A cold material, it can be transformed in a way that transmits warmth and soul

The relationship between craftsmanship and design has changed in recent years. With the industry moving inexorably towards an ever greater degree of mechanisation, implementing technologies like artificial intelligence and new, sophisticated materials, the values of craftsmanship – of working by hand, using techniques handed down through centuries – has taken on a new significance. In an era of mass production and uniformity, craftsmanship creates unique products that form a dialogue between the customer and the artisan who produced them, coming to represent a tangible expression of experience and skill.


This is particularly true of Elisa Ossino’s Omaggio a Morandi, a series of stone bottles inspired by the subtle, contemplative still life paintings by the Italian artist Giorgio Morandi. Carved from seven different natural stones, the series translates Morandi’s curiously expressive glass bottles, porcelain jugs, pots and cups from canvas into three dimensions, realising his singular vision in stone. “I didn’t want to create an object that had a function, like a vase,” Ossino says of the inspiration behind the series. “Instead I wanted to pay homage to this great artist by creating sculptures from the objects he used in his still lifes.”


It takes three hours to create each bottle. First the raw stone has to be carefully selected, making sure it is free of defects that could cause breakages, and that the block is suitable for the shape of the bottle. “You have to have an affinity with the stone,” explains one of the craftsmen at the Salvatori factory. “It’s almost a sixth sense, when you’re choosing the piece – an understanding of its potential, how the veining and colouration will affect the final form.” Then a special drill is used to carve a cylinder from the rectangular block, before the rough form of the bottle is shaped on a lathe using a CNC machine, and finished by hand using various grades of abrasive paper.

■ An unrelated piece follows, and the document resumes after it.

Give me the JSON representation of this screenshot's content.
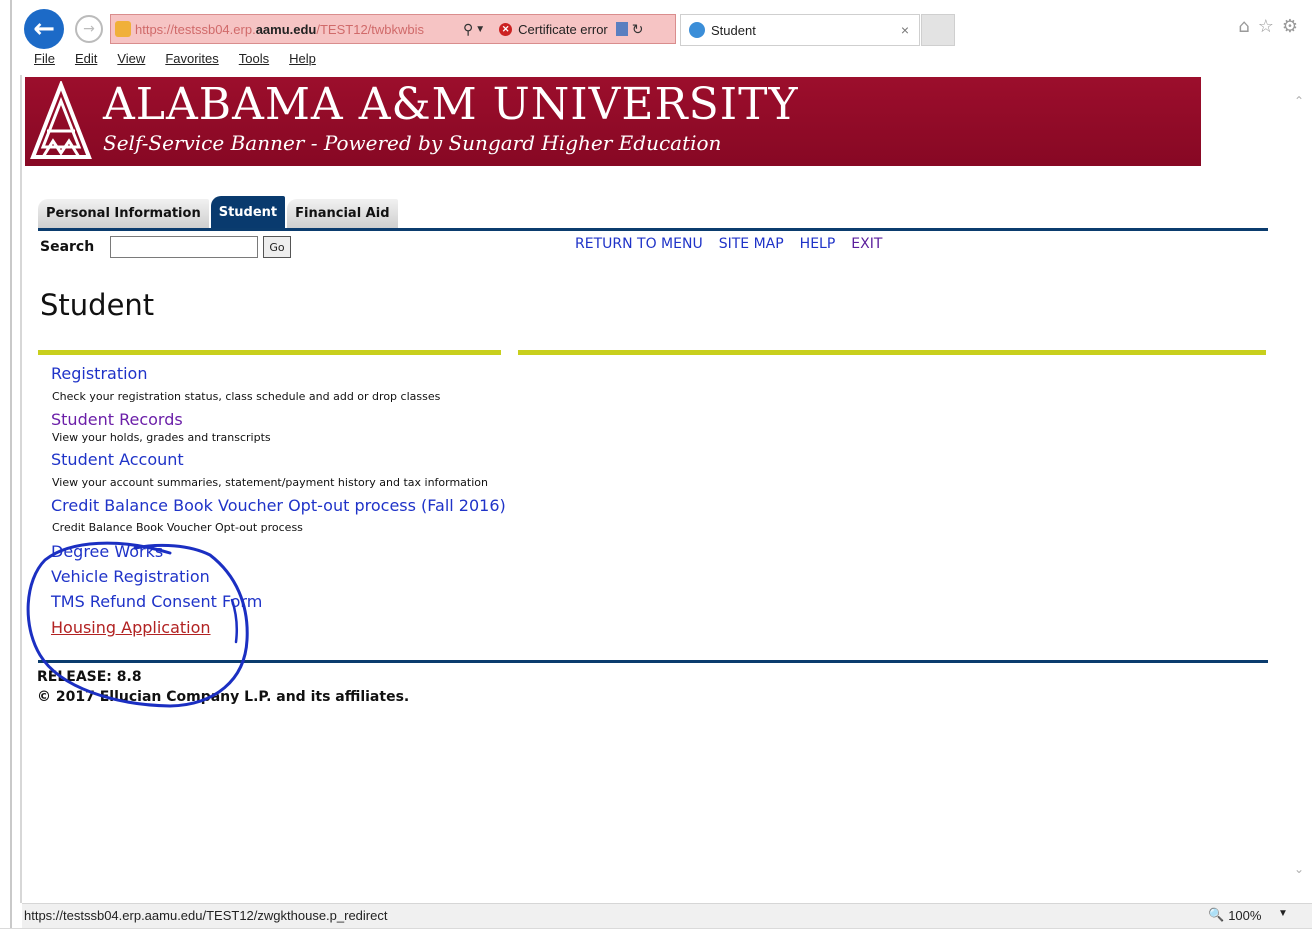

“Without the hand finishing you have an object that is still quite rough and generic,” continues the craftsman. “It’s the knowledge and instinctive feeling when you touch the stone that makes the difference – how you form the smooth edges, find the perfect balance in each bottle.” Just as Morandi created an enduring and enigmatic beauty from the forms of prosaic, utilitarian objects he painted, so too do our craftsmen, from solid, impassive blocks of stone, cut their own considered, elegant interpretations of the artist’s work. It’s a feat that, despite the importance of high-tech equipment, can only be achieved with an intimate, instinctive understanding of the material.

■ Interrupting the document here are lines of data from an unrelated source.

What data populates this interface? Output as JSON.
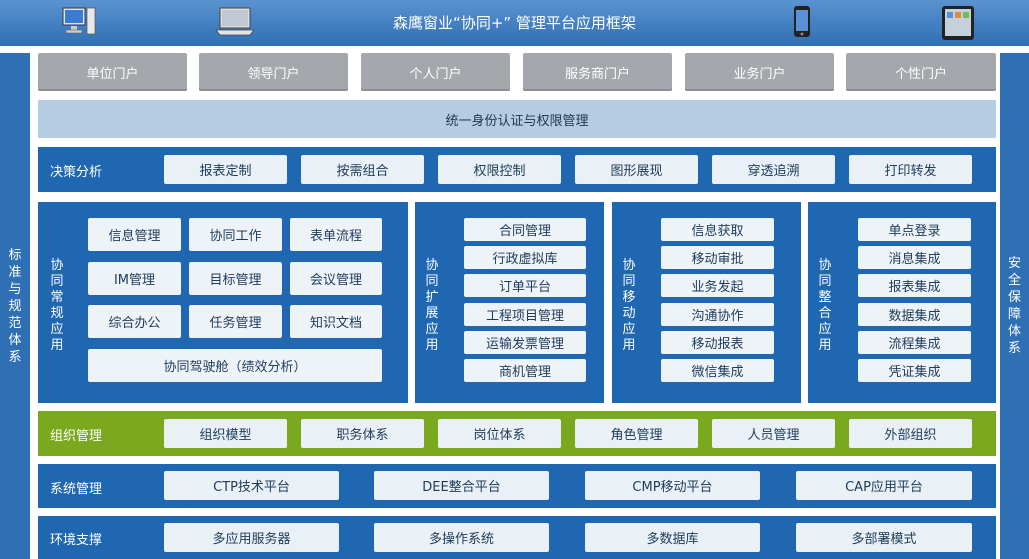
{
  "header": {
    "title": "森鹰窗业“协同+” 管理平台应用框架"
  },
  "devices": [
    "desktop-icon",
    "laptop-icon",
    "phone-icon",
    "tablet-icon"
  ],
  "side_left": "标准与规范体系",
  "side_right": "安全保障体系",
  "portals": [
    "单位门户",
    "领导门户",
    "个人门户",
    "服务商门户",
    "业务门户",
    "个性门户"
  ],
  "auth": "统一身份认证与权限管理",
  "decision": {
    "label": "决策分析",
    "items": [
      "报表定制",
      "按需组合",
      "权限控制",
      "图形展现",
      "穿透追溯",
      "打印转发"
    ]
  },
  "regular": {
    "label": "协同常规应用",
    "items": [
      "信息管理",
      "协同工作",
      "表单流程",
      "IM管理",
      "目标管理",
      "会议管理",
      "综合办公",
      "任务管理",
      "知识文档"
    ],
    "wide": "协同驾驶舱（绩效分析）"
  },
  "extend": {
    "label": "协同扩展应用",
    "items": [
      "合同管理",
      "行政虚拟库",
      "订单平台",
      "工程项目管理",
      "运输发票管理",
      "商机管理"
    ]
  },
  "mobile": {
    "label": "协同移动应用",
    "items": [
      "信息获取",
      "移动审批",
      "业务发起",
      "沟通协作",
      "移动报表",
      "微信集成"
    ]
  },
  "integrate": {
    "label": "协同整合应用",
    "items": [
      "单点登录",
      "消息集成",
      "报表集成",
      "数据集成",
      "流程集成",
      "凭证集成"
    ]
  },
  "org": {
    "label": "组织管理",
    "items": [
      "组织模型",
      "职务体系",
      "岗位体系",
      "角色管理",
      "人员管理",
      "外部组织"
    ]
  },
  "system": {
    "label": "系统管理",
    "items": [
      "CTP技术平台",
      "DEE整合平台",
      "CMP移动平台",
      "CAP应用平台"
    ]
  },
  "env": {
    "label": "环境支撑",
    "items": [
      "多应用服务器",
      "多操作系统",
      "多数据库",
      "多部署模式"
    ]
  },
  "colors": {
    "header": "#2f6fb3",
    "band": "#1f67b1",
    "org": "#7aa81e",
    "portal": "#a4a8ad",
    "auth": "#b5cde2"
  }
}
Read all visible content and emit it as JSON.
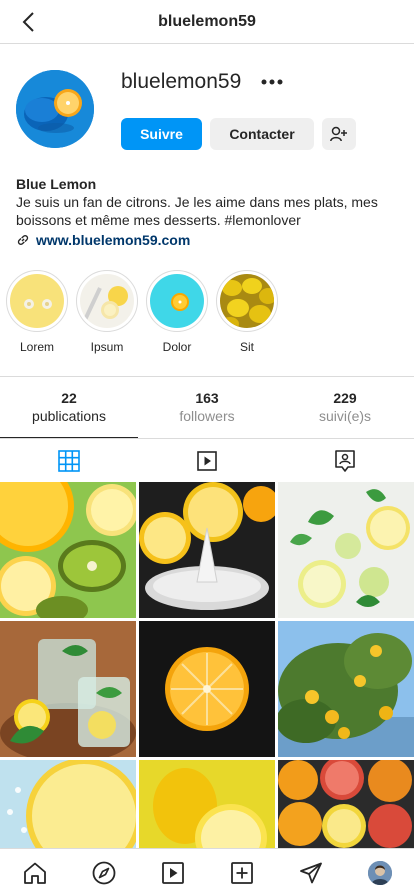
{
  "header": {
    "title": "bluelemon59",
    "back_icon": "chevron-left-icon"
  },
  "profile": {
    "username": "bluelemon59",
    "more_icon": "more-horizontal-icon",
    "follow_label": "Suivre",
    "contact_label": "Contacter",
    "add_user_icon": "add-user-icon",
    "accent_color": "#0095f6"
  },
  "bio": {
    "name": "Blue Lemon",
    "text": "Je suis un fan de citrons. Je les aime dans mes plats, mes boissons et même mes desserts. #lemonlover",
    "link": "www.bluelemon59.com",
    "link_color": "#00376b"
  },
  "highlights": [
    {
      "label": "Lorem"
    },
    {
      "label": "Ipsum"
    },
    {
      "label": "Dolor"
    },
    {
      "label": "Sit"
    }
  ],
  "stats": [
    {
      "count": "22",
      "label": "publications"
    },
    {
      "count": "163",
      "label": "followers"
    },
    {
      "count": "229",
      "label": "suivi(e)s"
    }
  ],
  "tabs": [
    {
      "icon": "grid-icon",
      "active": true
    },
    {
      "icon": "reels-icon",
      "active": false
    },
    {
      "icon": "tagged-icon",
      "active": false
    }
  ],
  "bottom_nav": [
    "home-icon",
    "explore-icon",
    "reels-icon",
    "new-post-icon",
    "direct-message-icon",
    "profile-avatar"
  ]
}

As the craftsman says, “even though stone could be described as a cold material, it can be transformed in a way that transmits warmth and soul. This isn’t something that can be taught – you have to love and understand stone.”

At Salvatori, a tradition of craftsmanship and experience, established and developed through three generations, goes hand-in-hand with cutting-edge technology that is developed in house. Our natural stone textures, collections for the home and bathroom – the trays and tables, basins and bathtubs, produced in collaboration with architects and designers – and our industry-leading innovations like Lithoverde®, the first fully recycled stone surface, have often been enabled by new technologies, but these designs can only be truly realised through craftsmanship, which remains at the heart of Salvatori.